Posted on March 25, 2021, by & filed under News, Webinars.


With Jeff Halper and Salem Barahmeh

 

On 23rd March, Israel held its fourth election in two years, but with no clear winner will Netanyahu be able to form a coalition government, or will a fifth election be needed in the next few months? Thirty-nine parties competed for 120 seats in parliament. Thirteen parties passed the electoral threshold, from which a coalition of 61 seats is necessary to form a government.  For most of the past three or four decades there have been few stable majorities thus coalitions are formed by a method of “horse-trading” in which the public has no influence. In addition, Israeli citizens do not have representatives and must select a party closest to one’s personal views and vote for whatever list of candidates it provides. So Israeli democracy is anything but participatory.

The Palestine Authority has called for legislative elections on 22 May, for the President of the PA on 31 July and the Palestinian National Council of the PLO on 31 August. However recent changes in electoral laws makes it virtually impossible for young Palestinians to participate in candidate selection or to stand for election thus the monopoly of the ruling factions in the West Bank and Gaza will continue. In a society where the average age is 21, the majority, if not all leadership positions are held by those with an average age of 70.

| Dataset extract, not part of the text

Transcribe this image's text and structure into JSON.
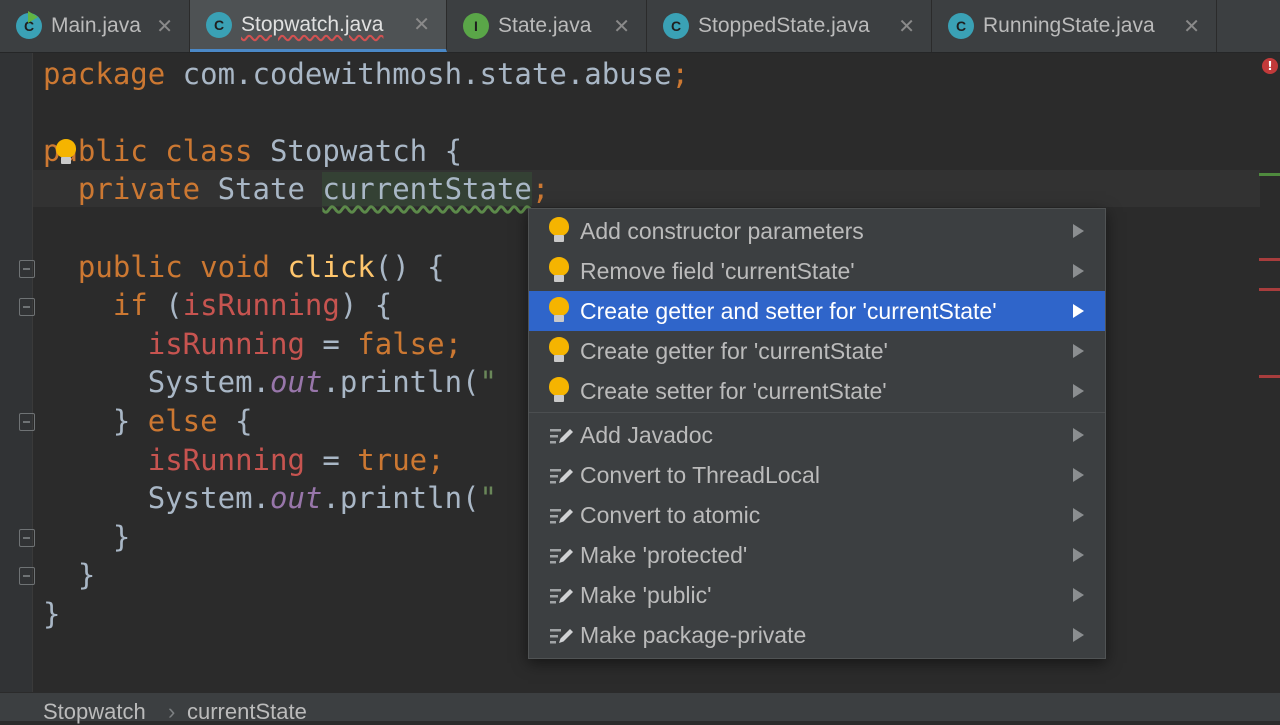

In addition, with Israel’s matrix of control that it has been established over all of historic Palestine and with its settler colonial policies, Israel ensures that Palestinians living both in the state of Israeli and within the Occupied Palestine Territory do not have equal rights. Palestinians are not able to shape their lives under either system.

During this webinar, arguments were made why any meaningful political change is impossible under the current dysfunctional systems.

 


Salem Barahmeh is the Executive Director of the Palestine Institute for Public Diplomacy and a policy member of Al-Shabaka. He is currently a Non-Resident Fellow at the US Middle East Project. Salem received a BA in Government from Lawrence University and an MA in Law and Politics from King’s College London.


Jeff Halper is the Director of ICAHD and he is on the steering committee of the One Democratic State Campaign. He gained his PhD in anthropology from University of Wisconsin - Milwaukee and taught at universities in Israel, the US, Central America, and Africa. His latest book is Decolonizing Israel, Liberating Palestine: Zionism, Settler Colonialism, and the Case for One Democratic State.